Chaque semaine, des entreprises ferment. Le nombre de défaillances d’entreprises frôle les 70 000 en 2025. Des TPE, des PME, des artisans, des commerçants, des industriels de proximité, personne n’est épargné.
Pas de scandale. Pas de breaking news. Juste des rideaux qui se baissent, des salariés qui doutent, des dirigeants qui abandonnent.
Et une question qui démange : comment en est-on arrivé là ?
Le financement : le premier angle mort
Depuis des années, le discours est rodé : « il faut entreprendre », « il faut innover », « il faut créer de l’emploi ».
Mais dans les faits, le financement des entreprises est devenu un parcours d’obstacles.
- Banques de plus en plus frileuses
- Critères d’accès au crédit déconnectés de la réalité du terrain
- Soutiens publics complexes, lents, parfois inadaptés
Les entrepreneurs ne demandent pas l’aumône.
Ils demandent du temps, de l’oxygène, de la confiance.

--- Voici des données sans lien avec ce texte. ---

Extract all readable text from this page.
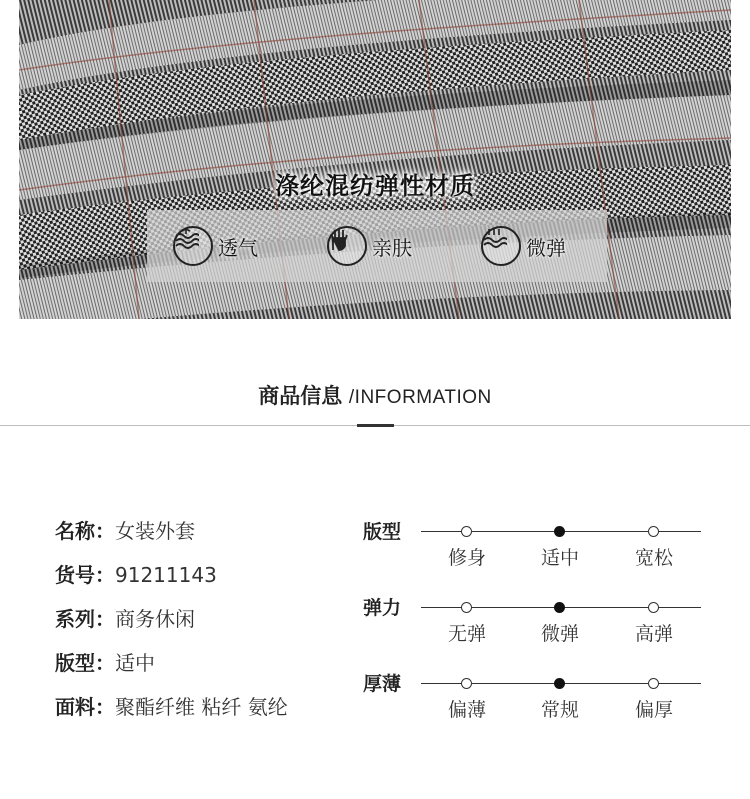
涤纶混纺弹性材质
透气	亲肤	微弹
商品信息 /INFORMATION
名称：女装外套
货号：91211143
系列：商务休闲
版型：适中
面料：聚酯纤维 粘纤 氨纶
版型
修身	适中	宽松
弹力
无弹	微弹	高弹
厚薄
偏薄	常规	偏厚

Sans financement, il n’y a ni investissement, ni développement, ni transmission.
Et sans entreprises, il n’y a ni emplois, ni territoires vivants, ni recettes fiscales.
Des normes devenues impossibles à respecter
Sécurité, environnement, social, fiscalité, traçabilité, déclarations multiples…
Les normes s’empilent, sans cohérence globale, sans hiérarchisation.
Résultat :
- une pression administrative permanente
- un risque juridique constant
- une énergie gaspillée à cocher des cases plutôt qu’à créer de la valeur
À force de vouloir tout contrôler, on finit par tout étouffer.
Des contrôles parfois brutaux, où est la pédagogie ?
Les contrôles sont nécessaires.
Mais lorsqu’ils deviennent disproportionnés ou déconnectés de la réalité économique, ils fragilisent davantage des entreprises déjà sous tension.
Un contrôle mal mené peut suffire à faire basculer une structure saine vers la défaillance.
Est-ce vraiment l’objectif ? Une enterprise qui ferme, c’est une entreprise qui ne paiera plus d’impôts !
Et pourtant… ce sont les entreprises qui remplissent les caisses de l’État
Il faut le rappeler avec force, les entreprises :
- créent de l’emploi
- génèrent de la TVA
- payent impôts, charges et cotisations
- font vivre les territoires
Sans elles, pas de modèle social, pas de services publics, pas de redistribution.
Les considérer comme un problème est une erreur. Les traiter comme une variable d’ajustement est une faute politique.
Refuser l’indifférence
Chez Capital Initiative, nous refusons cette indifférence coupable.
Notre volonté est de partager notre savoir‑faire et notre expertise au niveau national.
Ensemble, mobilisons‑nous, engageons‑nous pour financer l’entreprise autrement.
Nous croyons :
- à un financement alternatif, de proximité, humain et engagé
- à un accompagnement concret, dans la durée
- à une économie réelle, enracinée dans les territoires
Soutenir les entreprises, ce n’est pas un privilège. C’est un choix de société.